Don't forget to pass the -fno-omit-frame-pointer and the -ggdb flags when you compile your code.编译代码时不要忘记传递-fno-omit-frame-pointer-ggdb标志。

Unless your program has very few functions and hardly ever calls a system function or I/O, profilers that sample the program counter won't tell you much, as you're discovering.除非您的程序具有很少的功能并且几乎不会调用系统 function 或 I/O,否则对程序计数器进行采样的分析器不会告诉您太多,正如您所发现的那样。 In fact, the well-known profiler gprof was created specifically to try to address the uselessness of self-time-only profiling (not that it succeeded).事实上,著名的分析器gprof是专门创建的,以尝试解决仅自我分析的无用性(并不是说它成功了)。
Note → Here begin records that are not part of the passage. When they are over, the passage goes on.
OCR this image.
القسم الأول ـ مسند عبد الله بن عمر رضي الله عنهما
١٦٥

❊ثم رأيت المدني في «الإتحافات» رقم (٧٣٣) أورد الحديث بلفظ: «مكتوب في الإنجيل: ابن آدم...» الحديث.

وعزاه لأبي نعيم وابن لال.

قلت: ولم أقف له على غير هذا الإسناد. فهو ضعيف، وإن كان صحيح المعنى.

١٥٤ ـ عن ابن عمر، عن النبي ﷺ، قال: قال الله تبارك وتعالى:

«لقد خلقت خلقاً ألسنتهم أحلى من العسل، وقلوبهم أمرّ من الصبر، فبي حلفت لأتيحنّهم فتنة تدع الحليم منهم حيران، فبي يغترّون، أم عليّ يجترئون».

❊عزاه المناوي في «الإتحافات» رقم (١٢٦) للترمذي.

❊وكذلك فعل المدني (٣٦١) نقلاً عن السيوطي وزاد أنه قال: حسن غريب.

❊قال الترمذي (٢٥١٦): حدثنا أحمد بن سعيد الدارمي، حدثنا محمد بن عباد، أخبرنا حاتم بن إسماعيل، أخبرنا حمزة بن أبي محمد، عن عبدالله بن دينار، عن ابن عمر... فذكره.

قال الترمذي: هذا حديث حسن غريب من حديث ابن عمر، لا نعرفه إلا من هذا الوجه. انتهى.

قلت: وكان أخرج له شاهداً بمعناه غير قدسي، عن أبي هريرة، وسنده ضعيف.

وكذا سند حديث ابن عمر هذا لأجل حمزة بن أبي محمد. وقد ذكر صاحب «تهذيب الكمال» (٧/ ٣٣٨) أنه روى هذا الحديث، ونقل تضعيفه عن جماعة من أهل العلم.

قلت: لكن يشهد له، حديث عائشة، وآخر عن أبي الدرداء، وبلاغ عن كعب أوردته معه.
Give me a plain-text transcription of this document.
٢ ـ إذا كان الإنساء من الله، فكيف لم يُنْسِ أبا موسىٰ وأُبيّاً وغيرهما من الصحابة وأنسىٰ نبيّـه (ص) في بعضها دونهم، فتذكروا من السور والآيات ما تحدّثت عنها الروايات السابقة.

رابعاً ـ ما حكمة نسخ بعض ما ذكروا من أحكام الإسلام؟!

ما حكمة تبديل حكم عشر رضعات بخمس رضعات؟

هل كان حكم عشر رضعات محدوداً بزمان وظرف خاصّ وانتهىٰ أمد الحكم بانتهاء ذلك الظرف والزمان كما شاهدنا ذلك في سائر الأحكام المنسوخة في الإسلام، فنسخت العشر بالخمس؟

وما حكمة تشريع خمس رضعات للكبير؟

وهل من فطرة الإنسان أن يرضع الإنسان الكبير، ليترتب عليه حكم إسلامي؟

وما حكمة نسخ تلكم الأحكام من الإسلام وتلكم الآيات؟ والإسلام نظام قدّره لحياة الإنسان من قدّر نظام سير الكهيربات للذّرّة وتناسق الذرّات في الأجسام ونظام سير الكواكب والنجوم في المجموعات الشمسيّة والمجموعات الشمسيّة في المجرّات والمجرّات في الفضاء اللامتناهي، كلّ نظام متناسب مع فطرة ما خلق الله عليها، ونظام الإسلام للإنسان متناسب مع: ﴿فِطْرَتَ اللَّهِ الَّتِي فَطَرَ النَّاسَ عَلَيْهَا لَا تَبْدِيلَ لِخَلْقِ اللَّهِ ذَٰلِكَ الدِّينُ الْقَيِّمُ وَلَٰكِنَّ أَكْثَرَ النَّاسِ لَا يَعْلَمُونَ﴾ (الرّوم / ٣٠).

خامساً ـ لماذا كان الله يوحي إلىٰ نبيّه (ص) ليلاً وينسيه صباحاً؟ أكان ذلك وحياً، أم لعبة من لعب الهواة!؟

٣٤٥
What actually works is something that samples the call stack (thereby finding out where the calls are coming from), on wall-clock time (thereby including I/O time), and report by line or by instruction (thereby pinpointing the function calls that you should investigate, not just the functions they live in).真正起作用的是对调用堆栈进行采样(从而找出调用来自何处),在挂钟时间(从而包括 I/O 时间),并按行或按指令报告(从而查明 function 调用您应该调查,而不仅仅是他们所在的功能)。
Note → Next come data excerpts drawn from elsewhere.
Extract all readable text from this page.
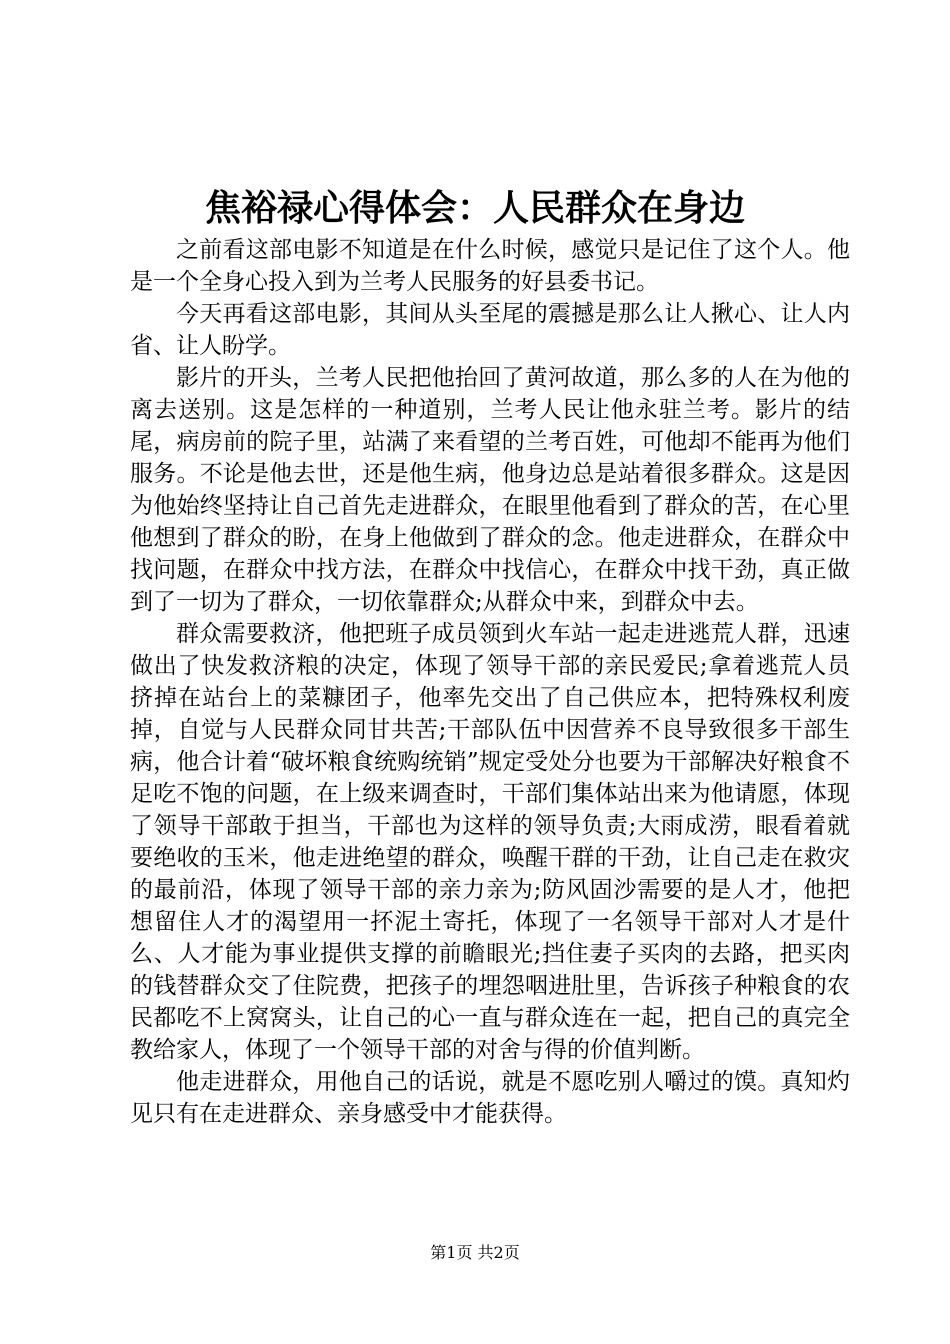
焦裕禄心得体会：人民群众在身边

之前看这部电影不知道是在什么时候，感觉只是记住了这个人。他是一个全身心投入到为兰考人民服务的好县委书记。

今天再看这部电影，其间从头至尾的震撼是那么让人揪心、让人内省、让人盼学。

影片的开头，兰考人民把他抬回了黄河故道，那么多的人在为他的离去送别。这是怎样的一种道别，兰考人民让他永驻兰考。影片的结尾，病房前的院子里，站满了来看望的兰考百姓，可他却不能再为他们服务。不论是他去世，还是他生病，他身边总是站着很多群众。这是因为他始终坚持让自己首先走进群众，在眼里他看到了群众的苦，在心里他想到了群众的盼，在身上他做到了群众的念。他走进群众，在群众中找问题，在群众中找方法，在群众中找信心，在群众中找干劲，真正做到了一切为了群众，一切依靠群众;从群众中来，到群众中去。

群众需要救济，他把班子成员领到火车站一起走进逃荒人群，迅速做出了快发救济粮的决定，体现了领导干部的亲民爱民;拿着逃荒人员挤掉在站台上的菜糠团子，他率先交出了自己供应本，把特殊权利废掉，自觉与人民群众同甘共苦;干部队伍中因营养不良导致很多干部生病，他合计着“破坏粮食统购统销”规定受处分也要为干部解决好粮食不足吃不饱的问题，在上级来调查时，干部们集体站出来为他请愿，体现了领导干部敢于担当，干部也为这样的领导负责;大雨成涝，眼看着就要绝收的玉米，他走进绝望的群众，唤醒干群的干劲，让自己走在救灾的最前沿，体现了领导干部的亲力亲为;防风固沙需要的是人才，他把想留住人才的渴望用一抔泥土寄托，体现了一名领导干部对人才是什么、人才能为事业提供支撑的前瞻眼光;挡住妻子买肉的去路，把买肉的钱替群众交了住院费，把孩子的埋怨咽进肚里，告诉孩子种粮食的农民都吃不上窝窝头，让自己的心一直与群众连在一起，把自己的真完全教给家人，体现了一个领导干部的对舍与得的价值判断。

他走进群众，用他自己的话说，就是不愿吃别人嚼过的馍。真知灼见只有在走进群众、亲身感受中才能获得。

第1页 共2页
Furthermore, the statistic you should look for is percent of time on stack , not number of calls, not average inclusive function time.此外,您应该查找的统计数据是堆栈时间百分比,而不是调用次数,而不是平均包含 function 时间。 Especially not "self time".尤其不是“自我时间”。 If a call instruction (or a non-call instruction) is on the stack 38% of the time, then if you could get rid of it, how much would you save?如果调用指令(或非调用指令)有 38% 的时间在堆栈中,那么如果你可以摆脱它,你会节省多少? 38%! 38%! Pretty simple, no?很简单,不是吗?

An example of such a profiler is Zoom .此类分析器的一个示例是Zoom

There are more issues to be understood on this subject.在这个问题上还有更多的问题需要理解

Added: @caf got me hunting for the perf info, and since you included the command-line argument -g it does collect stack samples.补充: perf让我寻找性能信息,并且由于您包含命令行参数-g它确实收集堆栈样本。 Then you can get a call-tree report.然后您可以获得调用树报告。 Then if you make sure you're sampling on wall-clock time (so you get wait time as well as cpu time) then you've got almost what you need.然后,如果您确保您在挂钟时间进行采样(因此您可以获得等待时间和 cpu 时间),那么您几乎得到了您需要的东西。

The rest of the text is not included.